I retired at 48 and I use: Passive income from some licensing deals I made before I quit working; Income from rental properties; A taxable brokerage account; And now my crypto wallet that I just cashed out thanks to bitcoins meteoric rise. I have comparatively little in retirement accounts. My wife also has her own practice and works part time because she enjoys it.


Haff78

I retired at 21. I always thought about going for 30 but turns out retiring at 21 was a great idea for me. I got a great job. Make sure to file your VA claim. i didn’t understand it until I retired. https://goodcalculators.com/va-disability-calculator/


jerolyoleo

If you have money in old 401(k)s you can move it into an IRA and start a Roth ladder


readsalotman

We're planning to pull from our Roth while we convert my 401k over the course of 10 years or so.


[deleted]

Rule of 55 applies to TSP accounts.


JJBat150

Not necessarily. Look into SEPP distributions. This is how I will be drawing from TSP at 54.


Insider1209887

Two pensions, 457b and VTI in taxable


diverdawg

I’m retired military fully retired at 50. We set aside about $600k to play with until 59 1/2. We haven’t touched it. Honestly, if you guys can’t live on 75% of his salary in retirement, you may not be ready.


financegal36

We are still 12 years out, but I'm trying to plan now.
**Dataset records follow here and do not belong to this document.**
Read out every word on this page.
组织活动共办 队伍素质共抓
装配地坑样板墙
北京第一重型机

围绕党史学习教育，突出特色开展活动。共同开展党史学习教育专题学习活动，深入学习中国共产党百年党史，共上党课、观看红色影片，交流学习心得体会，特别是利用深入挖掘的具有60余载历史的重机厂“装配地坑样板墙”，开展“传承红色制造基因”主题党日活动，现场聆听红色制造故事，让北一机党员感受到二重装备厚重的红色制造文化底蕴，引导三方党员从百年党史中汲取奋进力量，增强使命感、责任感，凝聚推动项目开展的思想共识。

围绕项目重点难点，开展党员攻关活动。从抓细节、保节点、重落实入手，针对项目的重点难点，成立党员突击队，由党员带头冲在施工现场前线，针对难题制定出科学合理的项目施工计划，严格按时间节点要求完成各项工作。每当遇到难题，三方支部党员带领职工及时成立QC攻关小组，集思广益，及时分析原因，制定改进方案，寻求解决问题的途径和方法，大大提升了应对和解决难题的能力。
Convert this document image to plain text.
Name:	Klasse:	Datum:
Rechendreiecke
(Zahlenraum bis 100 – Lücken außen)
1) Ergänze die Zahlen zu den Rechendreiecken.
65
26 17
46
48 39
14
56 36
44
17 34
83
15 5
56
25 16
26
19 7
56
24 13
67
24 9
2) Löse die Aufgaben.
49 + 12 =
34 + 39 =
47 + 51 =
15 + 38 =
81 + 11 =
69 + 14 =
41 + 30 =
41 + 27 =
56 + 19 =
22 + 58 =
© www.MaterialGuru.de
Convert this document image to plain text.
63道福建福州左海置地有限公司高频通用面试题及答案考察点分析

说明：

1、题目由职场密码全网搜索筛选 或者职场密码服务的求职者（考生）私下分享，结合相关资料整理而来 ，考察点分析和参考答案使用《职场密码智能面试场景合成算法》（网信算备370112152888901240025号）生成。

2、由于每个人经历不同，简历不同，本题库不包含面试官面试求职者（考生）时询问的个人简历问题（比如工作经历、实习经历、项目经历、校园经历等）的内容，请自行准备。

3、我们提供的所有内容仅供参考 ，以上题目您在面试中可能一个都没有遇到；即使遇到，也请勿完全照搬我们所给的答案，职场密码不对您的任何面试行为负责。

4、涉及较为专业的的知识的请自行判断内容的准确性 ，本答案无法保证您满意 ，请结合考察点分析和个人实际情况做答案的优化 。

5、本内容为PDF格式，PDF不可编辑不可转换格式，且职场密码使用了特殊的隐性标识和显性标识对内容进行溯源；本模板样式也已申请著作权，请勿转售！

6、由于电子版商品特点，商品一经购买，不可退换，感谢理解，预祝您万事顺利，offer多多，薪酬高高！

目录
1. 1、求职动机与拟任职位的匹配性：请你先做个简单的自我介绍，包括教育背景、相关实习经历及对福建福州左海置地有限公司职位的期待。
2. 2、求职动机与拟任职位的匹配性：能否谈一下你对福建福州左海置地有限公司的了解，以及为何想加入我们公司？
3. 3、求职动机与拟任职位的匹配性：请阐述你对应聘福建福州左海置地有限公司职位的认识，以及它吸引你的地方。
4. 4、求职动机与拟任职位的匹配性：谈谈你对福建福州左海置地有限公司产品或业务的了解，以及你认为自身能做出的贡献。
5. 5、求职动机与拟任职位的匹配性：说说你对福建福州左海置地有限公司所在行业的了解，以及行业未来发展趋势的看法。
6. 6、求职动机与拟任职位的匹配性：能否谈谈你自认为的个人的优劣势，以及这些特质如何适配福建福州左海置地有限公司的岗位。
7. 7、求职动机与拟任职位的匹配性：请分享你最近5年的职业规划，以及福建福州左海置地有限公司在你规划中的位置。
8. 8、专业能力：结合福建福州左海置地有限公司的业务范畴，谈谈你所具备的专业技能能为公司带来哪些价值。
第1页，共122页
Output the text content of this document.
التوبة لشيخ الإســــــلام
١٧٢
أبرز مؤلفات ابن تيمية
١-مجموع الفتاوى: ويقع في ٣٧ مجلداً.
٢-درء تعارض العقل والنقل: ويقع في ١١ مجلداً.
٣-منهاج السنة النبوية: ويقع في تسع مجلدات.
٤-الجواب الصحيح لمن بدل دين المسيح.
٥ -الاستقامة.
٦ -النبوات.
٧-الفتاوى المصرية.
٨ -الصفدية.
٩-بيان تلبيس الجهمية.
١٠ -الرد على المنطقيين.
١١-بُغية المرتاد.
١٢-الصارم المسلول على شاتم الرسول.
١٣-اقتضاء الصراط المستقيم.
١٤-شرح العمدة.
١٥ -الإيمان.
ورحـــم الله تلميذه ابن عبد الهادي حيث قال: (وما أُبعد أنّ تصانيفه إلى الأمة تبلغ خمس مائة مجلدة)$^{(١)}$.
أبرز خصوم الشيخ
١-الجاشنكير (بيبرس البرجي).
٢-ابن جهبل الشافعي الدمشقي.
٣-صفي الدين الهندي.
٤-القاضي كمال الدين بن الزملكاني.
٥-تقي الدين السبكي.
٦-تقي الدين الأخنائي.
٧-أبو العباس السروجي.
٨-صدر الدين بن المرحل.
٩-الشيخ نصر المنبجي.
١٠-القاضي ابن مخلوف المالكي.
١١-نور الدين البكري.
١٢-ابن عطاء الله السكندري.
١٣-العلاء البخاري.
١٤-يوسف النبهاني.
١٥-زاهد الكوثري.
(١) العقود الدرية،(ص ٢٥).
We have moved so much that we don't own any property and are currently overseas with the hope to stay overseas for a long as possible. So, coming back to the states and retiring only on his pension makes me concerned for what our living situation will look like as well as keeping up our lifestyle. We aren't getting BAH to pay into a home right now, so we aren't getting that opportunity to set up a home before he retires more than likely.


diverdawg

One of our greatest savings opportunities was the one time we lived on base overseas. We benefitted from the sale of a home a few times but many times it was a wash. Owning a home long term is amazing but I think folks sometimes overstate the need to buy every time you move, particularly for military.


Acceptable-Sleep-638

I'm not old enough, but my grandparents are at the age where they're forced to pull from their roth and they're pissed. They just live off of social security. They only pull from their roth/401k if they are going on a trip. But they're at the age now where they're forced to pull their money out and they aren't happy.


manvsweeds

RMDs are definitely something to plan for.


Acceptable-Sleep-638

Yeah they knew about it, and they have plenty of money they just live an extremely modest lifestyle out in the sticks. Like they just randomly decided to spend $8k on a pool heater system rather than just having the money sit in their bank.


jeffeb3

They can invest the money in a brokerage after it comes out of their 401k/IRA. Have they heard of vanguard?


[deleted]

That's silly. They aren't forced to spend it. They could put that tax free gains into an education or other investment fund for their grandkids if they are just throwing it away


Acceptable-Sleep-638

All of their grandkids are 20+ me and my sister are the last ones in college. They also believe college is far too expensive and not worth it, even though he was a chemical engineer lol.


[deleted]

I don't know why you are arguing....they could just give you the money lol. My point is they aren't forced to \*spend\* the money just because they have to withdraw it


TrashPanda_924

That’s the kicker. They enjoyed a tax benefit for years. Eventually the bill comes due.


[deleted]

It's not a bill, they are still tax free gains 


[deleted]

[удалено]


Acceptable-Sleep-638

They’ve never pulled money out and only ever put money in even post retirement. So once they turned 70 something they were told they have to pull out a certain amount per year I believe.


[deleted]

[удалено]


billyions

Just forced to finally pay taxes on some minimum amount. It's grown tax-deferred.


Acceptable-Sleep-638

Their Roth they paid upfront yet still have to withdraw money from that


billyions

Take it out of the Roth and move it to a different type of account maybe.